Páginas

20.9.14

130. a rodoviária de baudelaire

quando estou na cidade pequena, sempre me pergunto qual seria a opinião de baudelaire sobre a vida que se leva em seus limites. ainda não conheço plenamente os limites da cidade pequena, mas desconfio seriamente que eles existem.

tanto na cidade pequena quando na grande, talvez existam poucos ambientes mais interessantes e rebuscados do que uma rodoviária. a possível exceção são os ônibus que chegam e partem dela diariamente. na rodoviária nós podemos ver as pessoas. nós podemos ver as pessoas não como as vemos numa praça, ou andando na rua. nós vemos as pessoas que, por uma razão ou outra, precisam deixar uma cidade. em um período limitado de tempo nós temos contato direto com fragmentos inusitados da vida alheia. a rodoviária, um dos ambientes mais baudelaireanamente modernos que se encontra ao redor do mundo, seja numa cidade pequena, seja numa cidade grande, nos remete ao fugidio, ao transitório, ao anônimo, ao desconhecido. e, contraditoriamente, nos arremessa para o interior da intimidade de pessoas estranhas, as quais, assim esperamos, nunca mais voltaremos a encontrar.

o cenário desses encontros cheira a fumaça e fritura e a mim parece o pano de fundo ideal para anonimamente escutar partes de conversas, captar trechos da vida dos outros.

rodoviária de uma pequena cidade que eu pensava ser maior do que de fato o era, meio-dia. ouço dois homens conversando na mesa de trás. um deles havia ido para uma cidade grande no fim-de-semana e um de seus objetivos era cometer adultério. achei curioso que o adultério devesse ser cometido na outra cidade. o homem contou uma história, na qual dificilmente se poderia acreditar, em que a mulher o levou para tomar um café num local cuja conta acabou em 72 reais. em função do alto valor, com o qual ele arcou sozinho, não pôde levá-la a um motel, muito embora ela o quisesse mais do que tudo. diante das investidas da mulher, o homem teria respondido, simplesmente, que não tinha mais dinheiro.

o companheiro para quem a história era relatada parece ter ficado sinceramente ofendido com o comportamento do amigo, tendo sido inadmissível, para ele, que um homem dissesse a uma mulher que não poderia levá-la a um motel por não ter mais dinheiro. o companheiro melindrado pedia que o outro, o adúltero, não se dissesse mais seu amigo porque, aparentemente, isso poderia jogar definitivamente seu nome na lama. o aspirante a adúltero, diante das reprimendas do amigo, mudava várias vezes a narrativa, a fim de se adequar ao padrão de comportamento esperado pelo outro. já não era mais por falta de dinheiro que ele não levara a mulher ao motel, mas sim porque ela "tinha bafo", por exemplo.

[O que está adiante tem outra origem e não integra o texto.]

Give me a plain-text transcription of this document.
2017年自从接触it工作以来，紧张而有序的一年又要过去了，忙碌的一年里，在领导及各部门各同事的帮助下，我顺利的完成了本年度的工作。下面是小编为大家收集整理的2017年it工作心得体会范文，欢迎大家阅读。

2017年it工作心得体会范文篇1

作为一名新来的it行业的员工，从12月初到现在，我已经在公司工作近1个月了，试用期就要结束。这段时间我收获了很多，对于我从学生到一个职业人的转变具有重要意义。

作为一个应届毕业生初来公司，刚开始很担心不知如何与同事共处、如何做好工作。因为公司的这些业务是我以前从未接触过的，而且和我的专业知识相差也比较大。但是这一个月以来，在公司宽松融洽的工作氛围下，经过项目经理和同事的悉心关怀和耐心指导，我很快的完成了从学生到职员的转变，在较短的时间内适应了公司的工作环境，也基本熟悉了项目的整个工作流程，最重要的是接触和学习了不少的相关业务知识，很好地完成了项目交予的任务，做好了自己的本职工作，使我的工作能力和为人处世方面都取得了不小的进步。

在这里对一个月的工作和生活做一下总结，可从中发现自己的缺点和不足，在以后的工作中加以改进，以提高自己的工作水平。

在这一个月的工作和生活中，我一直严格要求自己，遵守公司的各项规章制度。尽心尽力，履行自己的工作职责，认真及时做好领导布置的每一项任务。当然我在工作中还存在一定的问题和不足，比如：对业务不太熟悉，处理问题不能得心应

o amigo do aspirante a adúltero exercia uma grande influência sobre ele e provavelmente foi quem o convenceu a ir para a cidade grande em busca de aventuras sexuais. o aspirante, inseguro e provinciano (assim como seu amigo), fazia todo o possível para provar sua masculinidade. os critérios para ser visto como um homem me soaram ligeiramente arbitrários, estabelecidos pelo amigo influente, e não inteiramente compreendidos pelo outro. códigos de ética masculina contraditórios conviviam na relação entre os dois, mas a necessidade de contar histórias notavelmente falsas que deveriam ser aceitas como verdadeiras parece ser um aspecto comum no convívio entre os dois.

outro ponto digno de nota no relato sobre a tentativa malfadada de adultério é o modo como a cidade grande é narrada. em momento algum pareceu irritantemente falso o fato de uma conta de café ter custado 72 reais. é como se fosse possível contar histórias exageradas acerca da cidade grande.

também não diminuía a masculinidade dos amigos o fato de que esperavam cometer adultério fazendo uso de pílulas azuis.